Dans ces circonstances, la mesure litigieuse, en ce qu’elle vise l’ensemble du territoire cantonal de Genève, respecte le principe de la proportionnalité. À cet égard, le recourant ne se trouve pas dans la situation de la personne concernée par l’ATA/1041/2017 : dans l’affaire en question, le recourant avait fait amende honorable lors de son audition devant le TAPI et avait donné des indications précises sur les motifs qui l’avaient amené à Genève.

7) Au vu de ce qui précède, le jugement attaqué est bien fondé et le recours sera rejeté.

Vu la nature du litige, il ne sera pas perçu d’émolument (art. 87 al. 1 LPA).

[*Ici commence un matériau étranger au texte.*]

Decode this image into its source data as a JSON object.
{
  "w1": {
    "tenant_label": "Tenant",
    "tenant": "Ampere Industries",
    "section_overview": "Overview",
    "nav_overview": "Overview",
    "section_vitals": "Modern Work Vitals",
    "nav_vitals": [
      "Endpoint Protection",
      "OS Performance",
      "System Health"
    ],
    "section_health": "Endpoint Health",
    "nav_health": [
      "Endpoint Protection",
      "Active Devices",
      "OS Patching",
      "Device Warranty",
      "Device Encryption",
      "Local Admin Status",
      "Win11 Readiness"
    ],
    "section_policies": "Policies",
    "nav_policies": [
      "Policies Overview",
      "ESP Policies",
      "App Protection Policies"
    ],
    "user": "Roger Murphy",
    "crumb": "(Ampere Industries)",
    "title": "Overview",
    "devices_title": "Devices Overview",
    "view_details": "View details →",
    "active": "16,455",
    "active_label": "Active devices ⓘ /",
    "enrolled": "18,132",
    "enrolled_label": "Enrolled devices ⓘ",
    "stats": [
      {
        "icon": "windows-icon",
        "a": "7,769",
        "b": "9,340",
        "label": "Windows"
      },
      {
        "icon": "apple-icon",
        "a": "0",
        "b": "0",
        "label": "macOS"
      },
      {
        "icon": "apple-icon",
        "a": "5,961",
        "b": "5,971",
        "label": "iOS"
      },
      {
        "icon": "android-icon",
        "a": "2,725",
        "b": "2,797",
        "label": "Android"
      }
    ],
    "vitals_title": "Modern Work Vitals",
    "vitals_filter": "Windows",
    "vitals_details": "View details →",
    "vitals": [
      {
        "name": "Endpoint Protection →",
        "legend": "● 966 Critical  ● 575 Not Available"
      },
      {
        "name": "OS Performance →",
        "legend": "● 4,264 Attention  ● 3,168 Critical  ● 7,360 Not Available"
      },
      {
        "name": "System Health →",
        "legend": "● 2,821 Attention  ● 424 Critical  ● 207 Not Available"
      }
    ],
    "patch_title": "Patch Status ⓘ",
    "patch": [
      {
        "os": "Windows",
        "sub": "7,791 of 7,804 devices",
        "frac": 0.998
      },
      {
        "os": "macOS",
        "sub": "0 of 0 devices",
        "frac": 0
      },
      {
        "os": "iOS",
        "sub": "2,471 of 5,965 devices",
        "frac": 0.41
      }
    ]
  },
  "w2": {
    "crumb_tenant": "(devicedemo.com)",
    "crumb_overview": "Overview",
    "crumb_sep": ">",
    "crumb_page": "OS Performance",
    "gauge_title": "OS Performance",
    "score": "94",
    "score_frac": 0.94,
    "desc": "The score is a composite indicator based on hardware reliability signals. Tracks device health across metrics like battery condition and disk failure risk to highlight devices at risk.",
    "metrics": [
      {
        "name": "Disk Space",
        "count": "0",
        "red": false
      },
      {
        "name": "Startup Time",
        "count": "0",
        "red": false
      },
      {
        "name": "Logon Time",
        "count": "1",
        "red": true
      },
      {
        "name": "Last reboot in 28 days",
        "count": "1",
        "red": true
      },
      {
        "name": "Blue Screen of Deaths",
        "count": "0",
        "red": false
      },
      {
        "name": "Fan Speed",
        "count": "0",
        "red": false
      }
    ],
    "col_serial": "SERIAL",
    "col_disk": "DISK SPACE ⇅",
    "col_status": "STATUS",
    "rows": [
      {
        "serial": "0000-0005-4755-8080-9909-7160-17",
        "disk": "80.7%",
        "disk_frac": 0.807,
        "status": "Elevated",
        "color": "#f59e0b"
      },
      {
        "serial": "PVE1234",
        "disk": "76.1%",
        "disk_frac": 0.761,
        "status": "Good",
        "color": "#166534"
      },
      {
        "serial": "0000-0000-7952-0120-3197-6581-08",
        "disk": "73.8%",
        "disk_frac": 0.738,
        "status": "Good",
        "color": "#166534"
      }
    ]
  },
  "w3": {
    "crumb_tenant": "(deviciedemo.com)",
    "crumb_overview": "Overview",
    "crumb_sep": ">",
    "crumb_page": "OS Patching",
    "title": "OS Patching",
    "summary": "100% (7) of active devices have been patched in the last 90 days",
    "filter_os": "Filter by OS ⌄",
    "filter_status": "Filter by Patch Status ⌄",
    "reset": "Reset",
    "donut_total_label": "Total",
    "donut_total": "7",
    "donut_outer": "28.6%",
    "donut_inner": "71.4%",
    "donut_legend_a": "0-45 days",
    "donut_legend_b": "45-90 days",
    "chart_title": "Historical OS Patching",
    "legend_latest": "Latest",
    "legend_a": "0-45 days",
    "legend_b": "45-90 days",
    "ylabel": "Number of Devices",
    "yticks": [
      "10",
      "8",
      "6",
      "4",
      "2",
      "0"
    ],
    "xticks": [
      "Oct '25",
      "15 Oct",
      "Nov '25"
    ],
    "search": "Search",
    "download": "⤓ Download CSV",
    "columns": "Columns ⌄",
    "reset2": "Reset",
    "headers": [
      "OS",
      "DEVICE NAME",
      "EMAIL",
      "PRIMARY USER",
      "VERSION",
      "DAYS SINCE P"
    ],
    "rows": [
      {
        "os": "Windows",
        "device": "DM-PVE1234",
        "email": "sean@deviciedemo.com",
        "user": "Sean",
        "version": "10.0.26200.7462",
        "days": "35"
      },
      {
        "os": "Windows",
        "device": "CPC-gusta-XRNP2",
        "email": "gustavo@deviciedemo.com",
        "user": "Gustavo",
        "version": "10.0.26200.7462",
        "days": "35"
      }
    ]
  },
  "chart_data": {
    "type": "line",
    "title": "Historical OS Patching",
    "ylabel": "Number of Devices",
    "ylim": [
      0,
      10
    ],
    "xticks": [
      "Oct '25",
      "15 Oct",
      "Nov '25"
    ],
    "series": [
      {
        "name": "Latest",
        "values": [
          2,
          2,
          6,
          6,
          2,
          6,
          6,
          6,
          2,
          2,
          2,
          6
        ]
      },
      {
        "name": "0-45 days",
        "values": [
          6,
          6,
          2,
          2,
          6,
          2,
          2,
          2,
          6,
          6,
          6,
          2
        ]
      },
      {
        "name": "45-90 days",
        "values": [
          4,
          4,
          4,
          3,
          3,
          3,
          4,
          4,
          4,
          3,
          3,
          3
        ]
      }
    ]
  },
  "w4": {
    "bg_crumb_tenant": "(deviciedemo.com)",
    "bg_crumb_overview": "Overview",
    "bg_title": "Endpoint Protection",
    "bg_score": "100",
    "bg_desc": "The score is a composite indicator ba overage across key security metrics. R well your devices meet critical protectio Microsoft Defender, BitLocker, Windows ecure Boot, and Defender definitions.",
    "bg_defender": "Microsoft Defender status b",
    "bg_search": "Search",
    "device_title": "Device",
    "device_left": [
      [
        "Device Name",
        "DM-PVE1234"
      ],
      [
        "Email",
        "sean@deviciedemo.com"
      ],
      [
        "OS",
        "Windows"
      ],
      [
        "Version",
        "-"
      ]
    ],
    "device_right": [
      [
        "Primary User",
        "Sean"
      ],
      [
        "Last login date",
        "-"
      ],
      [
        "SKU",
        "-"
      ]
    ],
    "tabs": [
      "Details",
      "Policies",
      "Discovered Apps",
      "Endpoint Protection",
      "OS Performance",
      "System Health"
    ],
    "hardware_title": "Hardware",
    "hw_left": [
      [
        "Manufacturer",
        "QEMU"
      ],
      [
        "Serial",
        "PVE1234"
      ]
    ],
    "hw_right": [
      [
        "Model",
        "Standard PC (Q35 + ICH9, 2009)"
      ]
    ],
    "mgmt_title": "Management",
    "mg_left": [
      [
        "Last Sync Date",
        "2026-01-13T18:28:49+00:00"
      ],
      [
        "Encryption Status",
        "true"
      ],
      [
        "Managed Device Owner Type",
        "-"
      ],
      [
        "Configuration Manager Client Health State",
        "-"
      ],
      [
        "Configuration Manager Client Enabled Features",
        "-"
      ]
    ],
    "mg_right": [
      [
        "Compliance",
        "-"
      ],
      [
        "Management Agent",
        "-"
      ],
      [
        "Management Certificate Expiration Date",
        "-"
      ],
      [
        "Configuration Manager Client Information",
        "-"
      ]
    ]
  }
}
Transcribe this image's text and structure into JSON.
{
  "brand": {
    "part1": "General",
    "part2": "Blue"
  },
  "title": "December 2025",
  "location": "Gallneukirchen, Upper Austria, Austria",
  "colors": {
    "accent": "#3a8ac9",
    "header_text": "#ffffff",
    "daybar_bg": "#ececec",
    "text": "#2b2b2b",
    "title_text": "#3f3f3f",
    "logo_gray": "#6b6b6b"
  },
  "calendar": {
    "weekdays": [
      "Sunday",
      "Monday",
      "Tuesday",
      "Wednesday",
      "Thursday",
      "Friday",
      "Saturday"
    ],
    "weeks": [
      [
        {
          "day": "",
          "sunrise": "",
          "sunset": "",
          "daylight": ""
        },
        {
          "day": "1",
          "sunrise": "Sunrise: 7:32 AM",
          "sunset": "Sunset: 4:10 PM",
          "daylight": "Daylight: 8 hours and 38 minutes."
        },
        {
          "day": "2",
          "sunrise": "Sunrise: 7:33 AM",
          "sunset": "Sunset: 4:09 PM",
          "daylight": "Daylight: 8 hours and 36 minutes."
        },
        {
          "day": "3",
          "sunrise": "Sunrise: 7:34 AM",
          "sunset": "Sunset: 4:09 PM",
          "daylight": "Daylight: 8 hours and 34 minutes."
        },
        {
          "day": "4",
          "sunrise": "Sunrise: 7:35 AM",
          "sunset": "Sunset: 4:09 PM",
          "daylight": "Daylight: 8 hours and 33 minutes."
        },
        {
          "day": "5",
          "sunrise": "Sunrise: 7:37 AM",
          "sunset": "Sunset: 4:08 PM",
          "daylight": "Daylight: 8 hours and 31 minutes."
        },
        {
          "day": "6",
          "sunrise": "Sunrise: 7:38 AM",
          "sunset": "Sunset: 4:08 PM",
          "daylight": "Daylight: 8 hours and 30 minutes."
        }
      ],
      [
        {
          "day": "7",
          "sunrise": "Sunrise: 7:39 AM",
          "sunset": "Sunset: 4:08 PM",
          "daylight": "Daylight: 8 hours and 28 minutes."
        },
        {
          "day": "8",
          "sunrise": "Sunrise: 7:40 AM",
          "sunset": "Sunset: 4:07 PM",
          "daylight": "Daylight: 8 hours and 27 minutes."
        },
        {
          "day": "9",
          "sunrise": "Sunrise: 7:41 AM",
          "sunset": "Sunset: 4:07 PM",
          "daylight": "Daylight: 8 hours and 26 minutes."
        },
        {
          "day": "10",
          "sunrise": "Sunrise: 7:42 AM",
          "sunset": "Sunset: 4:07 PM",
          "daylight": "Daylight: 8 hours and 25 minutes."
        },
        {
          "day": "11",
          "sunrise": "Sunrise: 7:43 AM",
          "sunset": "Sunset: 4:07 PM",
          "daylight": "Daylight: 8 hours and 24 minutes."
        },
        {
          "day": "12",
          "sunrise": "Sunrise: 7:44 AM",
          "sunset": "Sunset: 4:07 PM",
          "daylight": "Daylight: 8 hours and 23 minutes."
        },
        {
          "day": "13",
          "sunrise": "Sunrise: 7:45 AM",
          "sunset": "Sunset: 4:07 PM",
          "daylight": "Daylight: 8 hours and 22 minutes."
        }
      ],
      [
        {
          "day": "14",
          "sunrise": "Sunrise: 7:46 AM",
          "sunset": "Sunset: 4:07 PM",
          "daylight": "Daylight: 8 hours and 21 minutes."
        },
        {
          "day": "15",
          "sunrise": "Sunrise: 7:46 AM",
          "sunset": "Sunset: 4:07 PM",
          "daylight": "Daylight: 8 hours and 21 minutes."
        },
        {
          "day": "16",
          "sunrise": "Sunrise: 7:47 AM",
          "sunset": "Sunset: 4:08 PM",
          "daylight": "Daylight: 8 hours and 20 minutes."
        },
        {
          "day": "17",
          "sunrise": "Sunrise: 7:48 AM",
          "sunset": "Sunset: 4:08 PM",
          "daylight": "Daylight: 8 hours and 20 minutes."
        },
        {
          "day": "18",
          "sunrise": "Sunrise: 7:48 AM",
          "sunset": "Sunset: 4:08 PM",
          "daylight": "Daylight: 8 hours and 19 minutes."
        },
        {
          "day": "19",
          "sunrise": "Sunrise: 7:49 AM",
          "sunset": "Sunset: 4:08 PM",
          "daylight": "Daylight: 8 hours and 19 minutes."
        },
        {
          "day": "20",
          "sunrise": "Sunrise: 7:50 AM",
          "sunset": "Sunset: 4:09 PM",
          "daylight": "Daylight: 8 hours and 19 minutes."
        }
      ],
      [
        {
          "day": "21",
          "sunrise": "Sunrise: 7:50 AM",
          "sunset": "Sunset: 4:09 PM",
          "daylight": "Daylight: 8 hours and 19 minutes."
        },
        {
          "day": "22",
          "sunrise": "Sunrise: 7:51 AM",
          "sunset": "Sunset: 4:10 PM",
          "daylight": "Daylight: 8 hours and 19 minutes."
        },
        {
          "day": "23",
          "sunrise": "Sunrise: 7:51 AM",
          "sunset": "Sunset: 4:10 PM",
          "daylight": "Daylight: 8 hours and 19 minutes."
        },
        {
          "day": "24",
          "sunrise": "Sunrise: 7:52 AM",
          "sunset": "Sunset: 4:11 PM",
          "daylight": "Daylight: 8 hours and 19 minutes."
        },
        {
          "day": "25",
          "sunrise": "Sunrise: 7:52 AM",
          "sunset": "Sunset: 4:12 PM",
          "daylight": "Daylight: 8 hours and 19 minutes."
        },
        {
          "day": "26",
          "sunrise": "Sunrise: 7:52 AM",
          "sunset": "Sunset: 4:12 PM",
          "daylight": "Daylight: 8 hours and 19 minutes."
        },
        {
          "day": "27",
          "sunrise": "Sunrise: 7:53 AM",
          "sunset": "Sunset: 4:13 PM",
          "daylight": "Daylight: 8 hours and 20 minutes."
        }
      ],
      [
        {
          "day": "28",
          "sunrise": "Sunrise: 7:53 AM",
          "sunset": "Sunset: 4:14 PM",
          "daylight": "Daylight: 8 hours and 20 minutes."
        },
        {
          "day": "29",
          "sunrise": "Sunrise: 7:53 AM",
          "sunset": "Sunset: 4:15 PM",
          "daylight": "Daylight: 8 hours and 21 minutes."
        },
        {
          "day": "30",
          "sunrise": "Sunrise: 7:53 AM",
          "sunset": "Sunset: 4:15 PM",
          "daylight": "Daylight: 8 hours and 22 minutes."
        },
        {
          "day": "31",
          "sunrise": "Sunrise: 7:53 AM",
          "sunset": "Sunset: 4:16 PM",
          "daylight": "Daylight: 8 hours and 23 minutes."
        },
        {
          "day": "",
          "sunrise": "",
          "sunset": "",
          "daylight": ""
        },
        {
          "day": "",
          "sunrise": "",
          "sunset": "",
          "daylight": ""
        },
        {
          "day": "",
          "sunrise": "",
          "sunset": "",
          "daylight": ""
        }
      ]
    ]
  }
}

Aucune indemnité de procédure ne sera allouée au recourant, qui succombe (art. 87 al. 2 LPA).

* * * * *

PAR CES MOTIFS
LA CHAMBRE ADMINISTRATIVE

à la forme :

déclare recevable le recours interjeté le 11 juin 2018 par Monsieur A______ contre le jugement du Tribunal administratif de première instance du 30 mai 2018 ;

au fond :

le rejette ;

dit qu'il n'est pas perçu d'émolument, ni alloué d’indemnité de procédure ;

dit que, conformément aux art. 82 ss de la loi fédérale sur le Tribunal fédéral du 17 juin 2005 (LTF - RS 173.110), le présent arrêt peut être porté dans les trente jours qui suivent sa notification par-devant le Tribunal fédéral, par la voie du recours en matière de droit public ; le mémoire de recours doit indiquer les conclusions, motifs et moyens de preuve et porter la signature du recourant ou de son mandataire ; il doit être adressé au Tribunal fédéral, 1000 Lausanne 14, par voie postale ou par voie électronique aux conditions de l’art. 42 LTF. Le présent arrêt et les pièces en possession du recourant, invoquées comme moyens de preuve, doivent être joints à l’envoi ;

communique le présent arrêt à Me Dina Bazarbachi, avocate du recourant, au commissaire de police, à l'office cantonal de la population et des migrations, au Tribunal administratif de première instance, ainsi qu'au secrétariat d'État aux migrations.

Siégeant : Mme Payot Zen-Ruffinen, présidente, Mme Junod, M. Pagan, juges.

Au nom de la chambre administrative :

la greffière-juriste :

 

 

S. Hüsler Enz

 

 

la présidente siégeant :

 

 

F. Payot Zen-Ruffinen

 

 

Copie conforme de cet arrêt a été communiquée aux parties.